Nella Sentenza n. 14 del 3 gennaio 2018 del Tar Lazio, l’aggiudicataria provvisoria di una gara ha impugnato la determinazione di revoca della determinazione a contrarre, il bando di gara e l’aggiudicazione provvisoria della medesima, chiedendo la condanna della Pubblica Amministrazione al risarcimento del danno. I Giudici laziali chiariscono che, nelle gare pubbliche d’appalto, l’aggiudicazione provvisoria è un atto endoprocedimentale che determina una scelta non ancora definitiva del soggetto aggiudicatario, con la conseguenza che la possibilità che ad un’aggiudicazione provvisoria non segua quella definitiva è un evento del tutto fisiologico, disciplinato dagli artt. 11, comma 11, 12 e 48, comma 2, del Dlgs. n. 163/06. Ciò è dunque inidoneo di per sé a ingenerare qualunque affidamento tutelabile ed obbligo risarcitorio, qualora non sussista alcuna illegittimità nell’operato dell’Amministrazione, a prescindere dall’inserimento nel bando di apposita clausola che preveda l’eventualità di non dare luogo alla gara o di revocarla.

La natura giuridica di atto provvisorio ad effetti instabili, tipica dell’aggiudicazione provvisoria, non consente quindi di applicare nei suoi riguardi la disciplina dettata dagli artt. 21-quinquies e 21-nonies della Legge n. 241/90 in tema di revoca e annullamento d’ufficio.

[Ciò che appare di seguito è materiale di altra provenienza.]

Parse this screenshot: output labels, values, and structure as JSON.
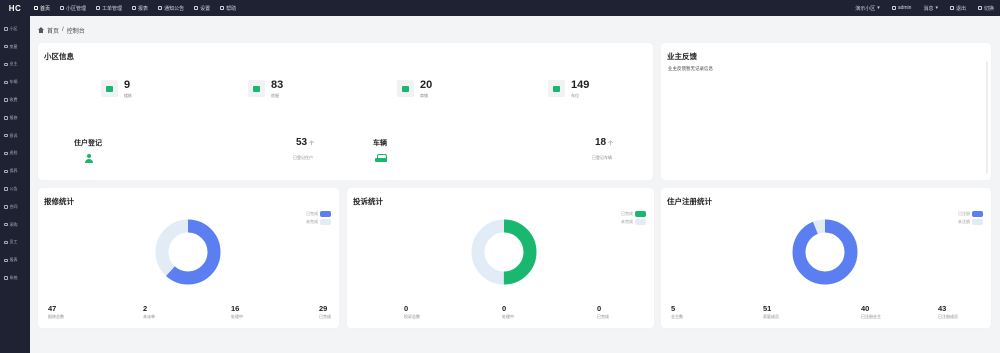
{
  "app": {
    "logo": "HC"
  },
  "topnav": [
    {
      "label": "首页",
      "icon": "home-icon",
      "active": true
    },
    {
      "label": "小区管理",
      "icon": "building-icon",
      "active": false
    },
    {
      "label": "工单管理",
      "icon": "order-icon",
      "active": false
    },
    {
      "label": "报表",
      "icon": "chart-icon",
      "active": false
    },
    {
      "label": "通知公告",
      "icon": "notice-icon",
      "active": false
    },
    {
      "label": "设置",
      "icon": "gear-icon",
      "active": false
    },
    {
      "label": "帮助",
      "icon": "help-icon",
      "active": false
    }
  ],
  "topright": [
    {
      "label": "演示小区",
      "icon": "community-icon"
    },
    {
      "label": "admin",
      "icon": "user-icon"
    },
    {
      "label": "消息",
      "icon": "bell-icon"
    },
    {
      "label": "退出",
      "icon": "logout-icon"
    },
    {
      "label": "切换",
      "icon": "switch-icon"
    }
  ],
  "sidebar": [
    "小区",
    "房屋",
    "业主",
    "车辆",
    "收费",
    "报修",
    "投诉",
    "巡检",
    "保养",
    "公告",
    "合同",
    "采购",
    "员工",
    "报表",
    "系统"
  ],
  "breadcrumb": {
    "home": "首页",
    "sep": "/",
    "current": "控制台"
  },
  "community": {
    "title": "小区信息",
    "stats": [
      {
        "value": "9",
        "label": "楼栋",
        "icon": "building-icon"
      },
      {
        "value": "83",
        "label": "房屋",
        "icon": "house-icon"
      },
      {
        "value": "20",
        "label": "商铺",
        "icon": "shop-icon"
      },
      {
        "value": "149",
        "label": "车位",
        "icon": "truck-icon"
      }
    ],
    "owner": {
      "title": "住户登记",
      "value": "53",
      "unit": "个",
      "label": "已登记住户"
    },
    "car": {
      "title": "车辆",
      "value": "18",
      "unit": "个",
      "label": "已登记车辆"
    }
  },
  "feedback": {
    "title": "业主反馈",
    "text": "业主反馈暂无记录信息"
  },
  "colors": {
    "primary": "#5b7ff0",
    "green": "#1ab76e",
    "light": "#e2ecf7"
  },
  "charts": [
    {
      "title": "报修统计",
      "legend": [
        "已完成",
        "未完成"
      ],
      "kpis": [
        {
          "value": "47",
          "label": "报修总数"
        },
        {
          "value": "2",
          "label": "未派单"
        },
        {
          "value": "16",
          "label": "处理中"
        },
        {
          "value": "29",
          "label": "已完成"
        }
      ]
    },
    {
      "title": "投诉统计",
      "legend": [
        "已完成",
        "未完成"
      ],
      "kpis": [
        {
          "value": "0",
          "label": "投诉总数"
        },
        {
          "value": "0",
          "label": "处理中"
        },
        {
          "value": "0",
          "label": "已完成"
        }
      ]
    },
    {
      "title": "住户注册统计",
      "legend": [
        "已注册",
        "未注册"
      ],
      "kpis": [
        {
          "value": "5",
          "label": "业主数"
        },
        {
          "value": "51",
          "label": "家庭成员"
        },
        {
          "value": "40",
          "label": "已注册业主"
        },
        {
          "value": "43",
          "label": "已注册成员"
        }
      ]
    }
  ],
  "chart_data": [
    {
      "type": "pie",
      "title": "报修统计",
      "categories": [
        "已完成",
        "未完成"
      ],
      "values": [
        29,
        18
      ]
    },
    {
      "type": "pie",
      "title": "投诉统计",
      "categories": [
        "已完成",
        "未完成"
      ],
      "values": [
        0,
        0
      ]
    },
    {
      "type": "pie",
      "title": "住户注册统计",
      "categories": [
        "已注册",
        "未注册"
      ],
      "values": [
        91,
        6
      ]
    }
  ]
}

La revoca dell’aggiudicazione provvisoria (ovvero, la sua mancata conferma) non è difatti qualificabile alla stregua di un esercizio del potere di autotutela, sì da richiedere un raffronto tra l’interesse pubblico e quello privato sacrificato. Dunque, fino a quando non sia intervenuta l’aggiudicazione definitiva rientra nel potere discrezionale dell’Amministrazione disporre la revoca del bando di gara e degli atti successivi, laddove sussistano concreti motivi di interesse pubblico tali da rendere inopportuna, o anche solo da sconsigliare, la prosecuzione della gara. Inoltre, la determinazione di non giungere alla naturale conclusione della gara, che sia intervenuta nella fase dell’aggiudicazione provvisoria, non obbliga la stazione appaltante ad alcuna comunicazione di avvio del procedimento, né all’aggiudicatario provvisorio, né a maggior ragione alle ditte escluse dalla gara stessa. Quindi, in conclusione, l’aggiudicazione provvisoria può essere legittimamente revocata dalla stazione appaltante per mancanza dei fondi necessari senza alcun obbligo risarcitorio verso il privato.